My day didn’t start too well.  There were roadworks on the M4, so the direct route to the lake was cut off.  I found myself crawling through Windsor in a long queue of traffic and for a while I was panicking that I wouldn’t make it on time.  Eventually I got there at around 10:15, collected my number and prepared to run.   I was concerned about the weather.  It wasn’t necessarily too hot but the sun was beating down from a clear blue sky.  Being naturally fair skinned and going thin on top, I can suffer in these conditions.  It didn’t help that I would be running through the middle part of the day and on a course where there was no shade whatsoever.

Off we went at 11 AM.  I settled into a gentle pace, which turned out to be just under eight minutes per mile.  There were only around thirty starters in my category and the group soon broke up so that for the remainder of the time I was running on my own, either passing the slower runners who had started earlier or being lapped by the faster runners.  The first lap went past in 51 minutes, which was slightly faster than I had planned.  I passed ten miles in 79 minutes exactly, which was fine.  Heading back up the lake for the fourth time I felt like I was struggling.  I was starting to overheat and getting a bit dehydrated.  There was only one drinks station at the far end of the lake.  I took a drink there and decided I would see how I felt when I got back to the boathouse, whether I would continue.  

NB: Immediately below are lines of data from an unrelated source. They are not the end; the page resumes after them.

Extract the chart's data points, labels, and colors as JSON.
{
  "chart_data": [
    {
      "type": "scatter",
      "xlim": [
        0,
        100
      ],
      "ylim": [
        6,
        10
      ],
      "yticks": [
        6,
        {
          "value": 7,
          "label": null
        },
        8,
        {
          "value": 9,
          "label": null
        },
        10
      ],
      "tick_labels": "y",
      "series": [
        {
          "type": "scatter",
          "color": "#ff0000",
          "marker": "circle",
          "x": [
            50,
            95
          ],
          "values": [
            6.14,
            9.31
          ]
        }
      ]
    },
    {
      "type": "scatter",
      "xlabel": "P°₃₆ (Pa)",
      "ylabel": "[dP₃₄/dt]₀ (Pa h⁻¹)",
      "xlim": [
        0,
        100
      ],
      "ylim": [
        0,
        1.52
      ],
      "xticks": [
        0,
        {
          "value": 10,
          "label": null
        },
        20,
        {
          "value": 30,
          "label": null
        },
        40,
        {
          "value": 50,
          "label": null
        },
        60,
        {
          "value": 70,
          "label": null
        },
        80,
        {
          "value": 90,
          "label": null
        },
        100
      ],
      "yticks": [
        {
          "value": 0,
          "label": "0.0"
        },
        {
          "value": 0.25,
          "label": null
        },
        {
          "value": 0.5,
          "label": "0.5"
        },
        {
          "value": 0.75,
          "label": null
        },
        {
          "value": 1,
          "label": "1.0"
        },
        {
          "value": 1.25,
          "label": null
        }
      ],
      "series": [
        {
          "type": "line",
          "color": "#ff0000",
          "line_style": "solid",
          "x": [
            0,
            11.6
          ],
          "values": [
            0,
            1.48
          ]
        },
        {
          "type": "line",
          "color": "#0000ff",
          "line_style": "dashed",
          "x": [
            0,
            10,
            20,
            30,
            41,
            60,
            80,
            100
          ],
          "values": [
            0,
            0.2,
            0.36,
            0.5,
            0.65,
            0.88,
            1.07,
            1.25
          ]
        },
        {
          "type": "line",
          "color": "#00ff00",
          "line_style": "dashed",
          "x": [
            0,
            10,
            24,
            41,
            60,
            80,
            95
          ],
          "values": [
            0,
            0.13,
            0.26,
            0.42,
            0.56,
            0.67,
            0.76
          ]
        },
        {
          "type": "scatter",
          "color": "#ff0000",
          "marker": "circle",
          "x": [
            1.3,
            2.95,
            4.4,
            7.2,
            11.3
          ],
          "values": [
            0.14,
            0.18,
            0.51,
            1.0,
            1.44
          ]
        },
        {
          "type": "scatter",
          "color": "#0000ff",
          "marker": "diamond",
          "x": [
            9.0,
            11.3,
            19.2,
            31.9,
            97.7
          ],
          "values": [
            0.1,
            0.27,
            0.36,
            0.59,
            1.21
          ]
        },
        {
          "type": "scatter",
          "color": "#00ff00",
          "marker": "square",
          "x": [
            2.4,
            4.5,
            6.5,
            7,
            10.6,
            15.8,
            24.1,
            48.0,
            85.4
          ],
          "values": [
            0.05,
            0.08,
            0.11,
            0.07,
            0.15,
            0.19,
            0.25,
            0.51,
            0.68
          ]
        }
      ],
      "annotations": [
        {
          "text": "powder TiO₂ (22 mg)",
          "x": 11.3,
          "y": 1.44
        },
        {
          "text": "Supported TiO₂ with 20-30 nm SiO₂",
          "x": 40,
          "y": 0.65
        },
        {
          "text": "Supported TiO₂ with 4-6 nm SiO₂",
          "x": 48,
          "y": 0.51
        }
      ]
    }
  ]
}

I got to the halfway point in around 1:45.  I think I could have gone on for a few more miles but I really couldn’t envisage managing another thirteen miles in those conditions.  I was going to step off the course but the marshalls told me that if I turned into the finish I could register a half marathon time and still receive a medal.  So that’s what I did.  I was slightly disappointed that I didn’t make the full distance but also slightly relieved.  I did see a few runners needing the attention of the paramedics and I didn’t want to end up like that.

So I succeeded in running a half marathon but failed to make it to the full marathon.  Am I bothered?  No, not really.  I accept that at my age, I can’t do all the things I managed in my earlier years.  I have learnt to be content with whatever I do manage to achieve.  There might still be a full marathon left in me but I shan’t fret if it never happens.